The present invention relates generally to voltage regulators or control systems employing triacs to control the power supplied to a load from an alternating current (a.c.) voltage source.
As is known, a triac is a bidirectional semiconductor device which exhibits the property of being "gated" into conduction upon the simultaneous application of a voltage between its two main electrodes and a gating signal applied to a third or gate electrode. Triacs are normally rendered nonconductive by removing the voltage from the main electrodes; for example, by the source voltage crossing the zero axis.
In those instances where the a.c. source voltage is "clean", that is the voltage follows a substantially pure sinusoidal wave shape, few problems are experienced in maintaining good control. Where, however, the source voltage is "dirty" and includes any significant number of transients, more serious problems are presented. If a transient of a sizeable magnitude in a direction to reduce source voltage occurs at the same time that a pulse gating signal is applied to the triac, the triac may not fire (become conductive) and control may be lost. In a similar manner, if a transient of this nature occurs shortly after the triac begins conduction but prior to the establishment of a sizeable current in the triac, the current may extinguish and once again control would be lost. The loss of control can be particularly troublesome when that being supplied is a transformer coupled load. In this case, with the cessation of the triac conduction, buildup of a d.c. current in the transformer may develop with subsequent loss of control resulting in transformer saturation which, in turn, could cause heavy line currents.

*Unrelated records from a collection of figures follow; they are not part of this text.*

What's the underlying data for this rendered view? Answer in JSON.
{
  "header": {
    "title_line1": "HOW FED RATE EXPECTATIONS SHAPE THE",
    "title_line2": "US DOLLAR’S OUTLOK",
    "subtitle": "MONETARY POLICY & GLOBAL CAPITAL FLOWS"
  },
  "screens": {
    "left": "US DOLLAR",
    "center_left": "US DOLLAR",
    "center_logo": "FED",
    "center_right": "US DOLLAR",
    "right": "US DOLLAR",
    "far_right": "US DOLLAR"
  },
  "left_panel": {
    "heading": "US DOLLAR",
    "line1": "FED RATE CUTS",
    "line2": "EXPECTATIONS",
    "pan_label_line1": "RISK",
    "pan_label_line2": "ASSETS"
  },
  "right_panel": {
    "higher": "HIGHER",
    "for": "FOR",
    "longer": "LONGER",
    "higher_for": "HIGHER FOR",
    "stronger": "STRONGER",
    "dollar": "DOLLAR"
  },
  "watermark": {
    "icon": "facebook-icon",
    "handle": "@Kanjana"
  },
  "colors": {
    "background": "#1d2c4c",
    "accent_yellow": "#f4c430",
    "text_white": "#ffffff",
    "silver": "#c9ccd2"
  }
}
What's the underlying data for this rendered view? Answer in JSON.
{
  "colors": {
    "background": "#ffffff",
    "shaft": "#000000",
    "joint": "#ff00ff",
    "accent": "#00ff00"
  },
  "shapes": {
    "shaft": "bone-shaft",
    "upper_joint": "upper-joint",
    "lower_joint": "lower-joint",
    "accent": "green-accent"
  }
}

One prior art method of overcoming this problem is to use what is known as pulse train firing. In its simplest conceptual form, pulse train firing entails the sensing of a point in the a.c. source wave form where initiation of conduction is desired. This sensing must be accurate and employed to gate, for a specified period within the half cycle of the source voltage, a series of pulses from an oscillator to the gate electrode of the triac. Thus, if the device should fail to conduct due to a transient "spike" in the source voltage, as soon as the transient disappears the device will be gated into conduction by the next pulse of the train. While prior art pulse train gating is a very satisfactory solution from an operational standpoint, it is also one which is relatively expensive which makes its use difficult to justify in many instances. The expense of the pulse train firing system results primarily from the fact that the point of conduction initiation must be accurately determined which requires, in the usual case, that the normal zero crossover point of the source voltage be accurately determined. To do this, the customary practice is to provide an accurate d.c. supply voltage to energize a plurality of integrators which are used to cancel out the transient effects and provide the zero crossing detection.